Ok guys I'm completely new to predator hunting and am working on getting set up for next yr. My question is this (I've done a search and had no luck sorry) what caliber is good to have? .17 or .223?? This will be a predator and target used gun as I have deer and small game guns already (270 & .22) I'm puzzled on that end lol. I can get ammo for both easy and would like to also just go out and shoot it alot. Sorry if I'm asking a question that is beat to death already just can't find an answer. Is a .17 a good caliber at all?
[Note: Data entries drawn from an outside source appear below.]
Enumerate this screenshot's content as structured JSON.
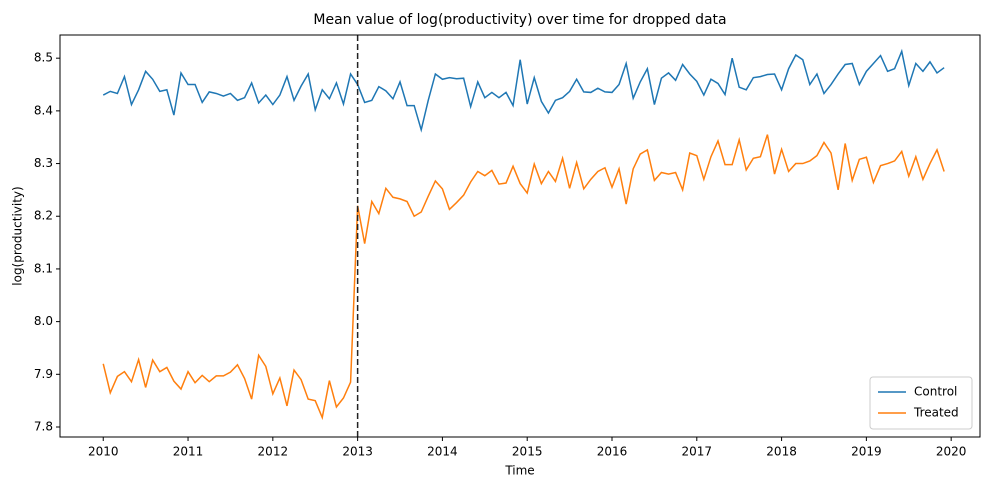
{
  "chart_data": {
    "type": "line",
    "title": "Mean value of log(productivity) over time for dropped data",
    "x_label": "Time",
    "y_label": "log(productivity)",
    "x": [
      2010,
      2010.083,
      2010.167,
      2010.25,
      2010.333,
      2010.417,
      2010.5,
      2010.583,
      2010.667,
      2010.75,
      2010.833,
      2010.917,
      2011,
      2011.083,
      2011.167,
      2011.25,
      2011.333,
      2011.417,
      2011.5,
      2011.583,
      2011.667,
      2011.75,
      2011.833,
      2011.917,
      2012,
      2012.083,
      2012.167,
      2012.25,
      2012.333,
      2012.417,
      2012.5,
      2012.583,
      2012.667,
      2012.75,
      2012.833,
      2012.917,
      2013,
      2013.083,
      2013.167,
      2013.25,
      2013.333,
      2013.417,
      2013.5,
      2013.583,
      2013.667,
      2013.75,
      2013.833,
      2013.917,
      2014,
      2014.083,
      2014.167,
      2014.25,
      2014.333,
      2014.417,
      2014.5,
      2014.583,
      2014.667,
      2014.75,
      2014.833,
      2014.917,
      2015,
      2015.083,
      2015.167,
      2015.25,
      2015.333,
      2015.417,
      2015.5,
      2015.583,
      2015.667,
      2015.75,
      2015.833,
      2015.917,
      2016,
      2016.083,
      2016.167,
      2016.25,
      2016.333,
      2016.417,
      2016.5,
      2016.583,
      2016.667,
      2016.75,
      2016.833,
      2016.917,
      2017,
      2017.083,
      2017.167,
      2017.25,
      2017.333,
      2017.417,
      2017.5,
      2017.583,
      2017.667,
      2017.75,
      2017.833,
      2017.917,
      2018,
      2018.083,
      2018.167,
      2018.25,
      2018.333,
      2018.417,
      2018.5,
      2018.583,
      2018.667,
      2018.75,
      2018.833,
      2018.917,
      2019,
      2019.083,
      2019.167,
      2019.25,
      2019.333,
      2019.417,
      2019.5,
      2019.583,
      2019.667,
      2019.75,
      2019.833,
      2019.917
    ],
    "series": [
      {
        "name": "Control",
        "color": "#1f77b4",
        "values": [
          8.43,
          8.437,
          8.433,
          8.465,
          8.412,
          8.44,
          8.475,
          8.46,
          8.437,
          8.44,
          8.392,
          8.472,
          8.45,
          8.45,
          8.416,
          8.436,
          8.433,
          8.428,
          8.433,
          8.42,
          8.425,
          8.453,
          8.415,
          8.43,
          8.412,
          8.43,
          8.465,
          8.42,
          8.447,
          8.47,
          8.402,
          8.44,
          8.423,
          8.453,
          8.413,
          8.47,
          8.45,
          8.416,
          8.42,
          8.446,
          8.438,
          8.423,
          8.455,
          8.41,
          8.41,
          8.364,
          8.42,
          8.47,
          8.46,
          8.463,
          8.461,
          8.462,
          8.408,
          8.455,
          8.425,
          8.435,
          8.425,
          8.435,
          8.41,
          8.497,
          8.413,
          8.463,
          8.418,
          8.396,
          8.42,
          8.425,
          8.437,
          8.46,
          8.436,
          8.435,
          8.443,
          8.436,
          8.435,
          8.45,
          8.49,
          8.424,
          8.455,
          8.48,
          8.412,
          8.462,
          8.472,
          8.458,
          8.488,
          8.47,
          8.456,
          8.43,
          8.46,
          8.452,
          8.431,
          8.5,
          8.445,
          8.44,
          8.463,
          8.465,
          8.469,
          8.47,
          8.44,
          8.48,
          8.506,
          8.497,
          8.45,
          8.47,
          8.433,
          8.45,
          8.47,
          8.488,
          8.49,
          8.45,
          8.475,
          8.49,
          8.505,
          8.475,
          8.48,
          8.513,
          8.448,
          8.49,
          8.475,
          8.493,
          8.472,
          8.482
        ]
      },
      {
        "name": "Treated",
        "color": "#ff7f0e",
        "values": [
          7.92,
          7.865,
          7.896,
          7.905,
          7.886,
          7.928,
          7.875,
          7.927,
          7.905,
          7.913,
          7.887,
          7.872,
          7.905,
          7.884,
          7.898,
          7.886,
          7.897,
          7.897,
          7.904,
          7.918,
          7.892,
          7.853,
          7.936,
          7.915,
          7.863,
          7.893,
          7.84,
          7.908,
          7.89,
          7.853,
          7.85,
          7.818,
          7.888,
          7.838,
          7.855,
          7.885,
          8.22,
          8.148,
          8.228,
          8.205,
          8.253,
          8.236,
          8.233,
          8.228,
          8.2,
          8.208,
          8.238,
          8.267,
          8.252,
          8.213,
          8.226,
          8.24,
          8.265,
          8.285,
          8.277,
          8.287,
          8.261,
          8.263,
          8.295,
          8.262,
          8.244,
          8.299,
          8.262,
          8.285,
          8.266,
          8.31,
          8.253,
          8.302,
          8.252,
          8.27,
          8.285,
          8.292,
          8.255,
          8.29,
          8.223,
          8.29,
          8.318,
          8.326,
          8.268,
          8.283,
          8.28,
          8.283,
          8.25,
          8.32,
          8.315,
          8.27,
          8.313,
          8.343,
          8.298,
          8.298,
          8.345,
          8.288,
          8.31,
          8.313,
          8.355,
          8.28,
          8.327,
          8.285,
          8.3,
          8.3,
          8.305,
          8.315,
          8.34,
          8.32,
          8.25,
          8.338,
          8.268,
          8.308,
          8.312,
          8.264,
          8.296,
          8.3,
          8.305,
          8.323,
          8.276,
          8.313,
          8.27,
          8.3,
          8.326,
          8.285
        ]
      }
    ],
    "xlim": [
      2009.49,
      2020.34
    ],
    "xticks": [
      2010,
      2011,
      2012,
      2013,
      2014,
      2015,
      2016,
      2017,
      2018,
      2019,
      2020
    ],
    "ylim": [
      7.781,
      8.544
    ],
    "yticks": [
      7.8,
      7.9,
      {
        "value": 8,
        "label": "8.0"
      },
      8.1,
      8.2,
      8.3,
      8.4,
      8.5
    ],
    "vline": 2013,
    "legend": "lower right"
  }
}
Longest shot I'll have is maybe 250 yards, I'm in louisiana and there is not many places here that reguire long range shooting and none where I'll hunt

Sent from my SAMSUNG-SM-G925A using Tapatalk


----------



## prairiewolf (Feb 19, 2012)

I would go with the .223 if you are planning on coyotes. I use 40 gr hollow points and dont get fur damage. Stay away from V-max if you are planning on keeping fur. I consider the .17 cal to be a fox and bobcat only caliber, but that's just my opinion others like them.


----------



## 220swift (Mar 2, 2011)

I agree with prairiewolf, the .223 will be a better coyote rifle.


----------



## azpredatorhunter (Jul 24, 2012)

Welcome to predator talk, bfdaft. Bring enough gun, you might call in a Rougarou.


----------



## poe (Feb 10, 2010)

I would also go with the .223. Which 17 are you referring to because there is a big difference between a 17 hmr and say a 17 Remington


----------



## youngdon (Mar 10, 2010)

I'd say 223 also. 
Welcome to the forum.


----------



## dwtrees (Mar 5, 2012)

Definately go with the .223. I have both and the 223 is a much better caliber for coyote than the 17 hmr or the 17 wsm.


----------



## bones44 (Jan 7, 2011)

.223 to start with and experiment down the road. Some places also warrant a shotgun as well


----------